Is this feasible to do in Knime? Or should I be considering other platforms (e.g. R) to do this sort of thing with LDA?

AngusVeitch · March 31, 2016, 9:57am

Ok, so it seems this question has already been asked here. And the answer seems to be that it can't be done with the Topic Extractor Node.

Damn.

kilian.thiel · April 5, 2016, 7:51pm

Hi Sugna,

internally the Mallet library is used for the topic extraction and assignment. Very roughly speaking this is more or less based on a SVD of a probabilistic document term matrix. Unfortunately there are no matrix factorization nodes in KNIME so far to reproduce something like this. You could try out the PCA nodes (e.g. PCA compute) or reach our to the R integration.

Cheers, Kilian

Geo · April 6, 2016, 12:27am

You could try the package "topicmodels" in R, however, you'll need to get acquainted with the "tm" package first to put your documents into a Corpus and from there into a DocumentTermMatrix.

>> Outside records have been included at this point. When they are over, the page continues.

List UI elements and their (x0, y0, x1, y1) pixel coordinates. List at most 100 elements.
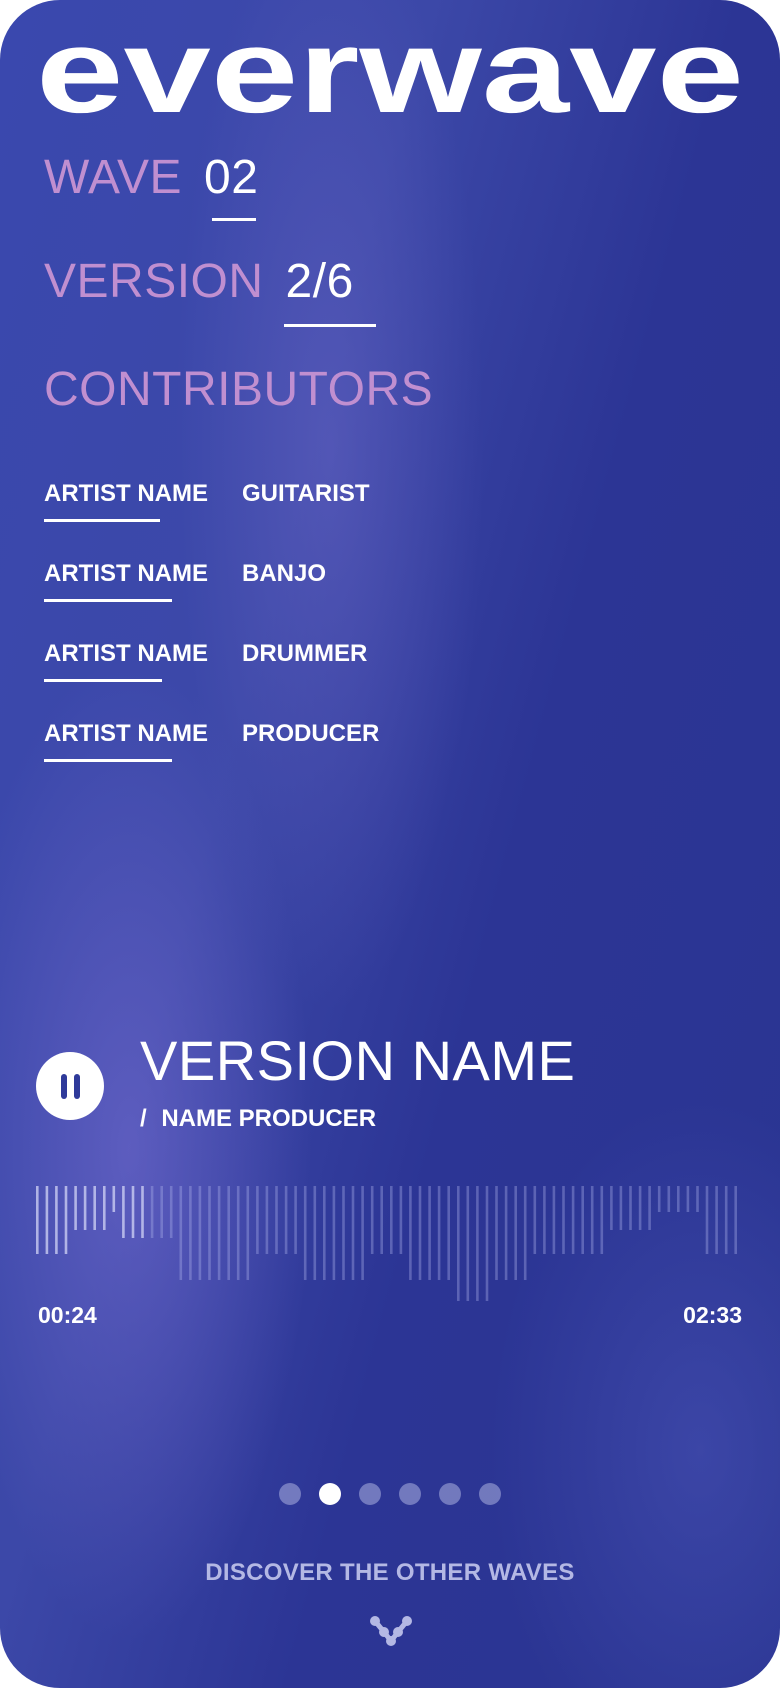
waveform-bar (600, 1186, 604, 1254)
waveform-bar (705, 1186, 709, 1254)
waveform-bar (514, 1186, 517, 1280)
waveform-bar (418, 1186, 422, 1280)
waveform-bar (64, 1186, 68, 1254)
waveform-bar (428, 1186, 431, 1280)
waveform-bar (93, 1186, 96, 1230)
waveform-bar (533, 1186, 537, 1254)
waveform-bar (686, 1186, 690, 1212)
waveform-bar (160, 1186, 163, 1238)
waveform-bar (169, 1186, 173, 1238)
waveform-bar (523, 1186, 527, 1280)
waveform-bar (36, 1186, 39, 1254)
waveform-bar (543, 1186, 546, 1254)
version-title: VERSION NAME (140, 1029, 576, 1092)
pager-dot[interactable] (399, 1483, 421, 1505)
pager-dot[interactable] (479, 1483, 501, 1505)
waveform-scrubber[interactable] (36, 1186, 744, 1301)
wave-number[interactable]: 02 (204, 150, 258, 205)
artist-underline (44, 759, 172, 762)
artist-role: GUITARIST (242, 480, 370, 507)
version-underline (284, 324, 376, 327)
waveform-bar (619, 1186, 623, 1230)
pause-button[interactable] (36, 1052, 104, 1120)
waveform-bar (724, 1186, 728, 1254)
pager-dot[interactable] (279, 1483, 301, 1505)
waveform-bar (571, 1186, 575, 1254)
waveform-bar (361, 1186, 364, 1280)
waveform-bar (208, 1186, 211, 1280)
waveform-bar (696, 1186, 699, 1212)
discover-link[interactable]: DISCOVER THE OTHER WAVES (0, 1559, 780, 1587)
waveform-bar (275, 1186, 278, 1254)
waveform-bar (581, 1186, 584, 1254)
waveform-bar (284, 1186, 288, 1254)
waveform-bar (227, 1186, 230, 1280)
artist-underline (44, 679, 162, 682)
waveform-bar (179, 1186, 183, 1280)
waveform-bar (610, 1186, 613, 1230)
version-label: VERSION (44, 255, 264, 308)
wave-mark-icon[interactable] (369, 1615, 413, 1647)
waveform-bar (150, 1186, 154, 1238)
waveform-bar (476, 1186, 479, 1301)
waveform-bar (485, 1186, 489, 1301)
waveform-bar (504, 1186, 508, 1280)
artist-role: BANJO (242, 560, 327, 587)
waveform-bar (495, 1186, 498, 1280)
waveform-bar (141, 1186, 144, 1238)
waveform-bar (55, 1186, 58, 1254)
waveform-bar (437, 1186, 441, 1280)
artist-role: DRUMMER (242, 640, 368, 667)
waveform-bar (45, 1186, 49, 1254)
waveform-bar (590, 1186, 594, 1254)
artist-underline (44, 519, 160, 522)
waveform-bar (122, 1186, 125, 1238)
pager-dot[interactable] (439, 1483, 461, 1505)
artist-name[interactable]: ARTIST NAME (44, 480, 208, 508)
waveform-bar (562, 1186, 565, 1254)
waveform-bar (74, 1186, 77, 1230)
artist-name[interactable]: ARTIST NAME (44, 560, 208, 588)
artist-role: PRODUCER (242, 720, 380, 747)
wave-row: WAVE 02 (44, 150, 258, 205)
waveform-bar (332, 1186, 336, 1280)
pause-icon (61, 1074, 67, 1099)
waveform-bar (236, 1186, 240, 1280)
wave-underline (212, 218, 256, 221)
waveform-bar (246, 1186, 250, 1280)
waveform-bar (638, 1186, 642, 1230)
subtitle-separator: / (140, 1105, 147, 1132)
waveform-bar (217, 1186, 221, 1280)
producer-name: NAME PRODUCER (161, 1105, 377, 1132)
artist-name[interactable]: ARTIST NAME (44, 640, 208, 668)
artist-name[interactable]: ARTIST NAME (44, 720, 208, 748)
waveform-bar (294, 1186, 297, 1254)
version-row: VERSION 2/6 (44, 254, 354, 309)
waveform-bar (409, 1186, 412, 1280)
waveform-bar (399, 1186, 403, 1254)
waveform-bar (323, 1186, 326, 1280)
waveform-bar (734, 1186, 737, 1254)
waveform-bar (370, 1186, 374, 1254)
waveform-bar (198, 1186, 202, 1280)
waveform-bar (390, 1186, 393, 1254)
version-number[interactable]: 2/6 (286, 254, 354, 309)
waveform-bar (677, 1186, 680, 1212)
pager-dot[interactable] (319, 1483, 341, 1505)
waveform-bar (715, 1186, 718, 1254)
waveform-bar (552, 1186, 556, 1254)
waveform-bar (657, 1186, 661, 1212)
waveform-bar (83, 1186, 87, 1230)
waveform-bar (351, 1186, 355, 1280)
everwave-logo: everwave (36, 26, 744, 126)
svg-text:everwave: everwave (36, 26, 744, 126)
waveform-bar (380, 1186, 383, 1254)
waveform-bar (265, 1186, 269, 1254)
waveform-bar (447, 1186, 450, 1280)
waveform-bar (457, 1186, 460, 1301)
waveform-bar (256, 1186, 259, 1254)
pager-dot[interactable] (359, 1483, 381, 1505)
artist-underline (44, 599, 172, 602)
wave-label: WAVE (44, 151, 183, 204)
waveform-bar (303, 1186, 307, 1280)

AngusVeitch · April 6, 2016, 7:00am

Thanks for your replies.

I've started dabbling with the topicmodels package in R, with some initial success. And rather than using the tm package for the preprocessing, I worked out how to import document-term matrix generated in Knime. So it's nice to know that I can use both to take advantage of their respective strengths.

kilian.thiel · April 21, 2016, 11:54am

Hi sugna,

that sounds really nice. Could you share a workflow with a bit of data (attach it to this thread). I would really like to see that solution.

Cheers, Kilian

system · June 2, 2023, 9:48pm

This topic was automatically closed 90 days after the last reply. New replies are no longer allowed.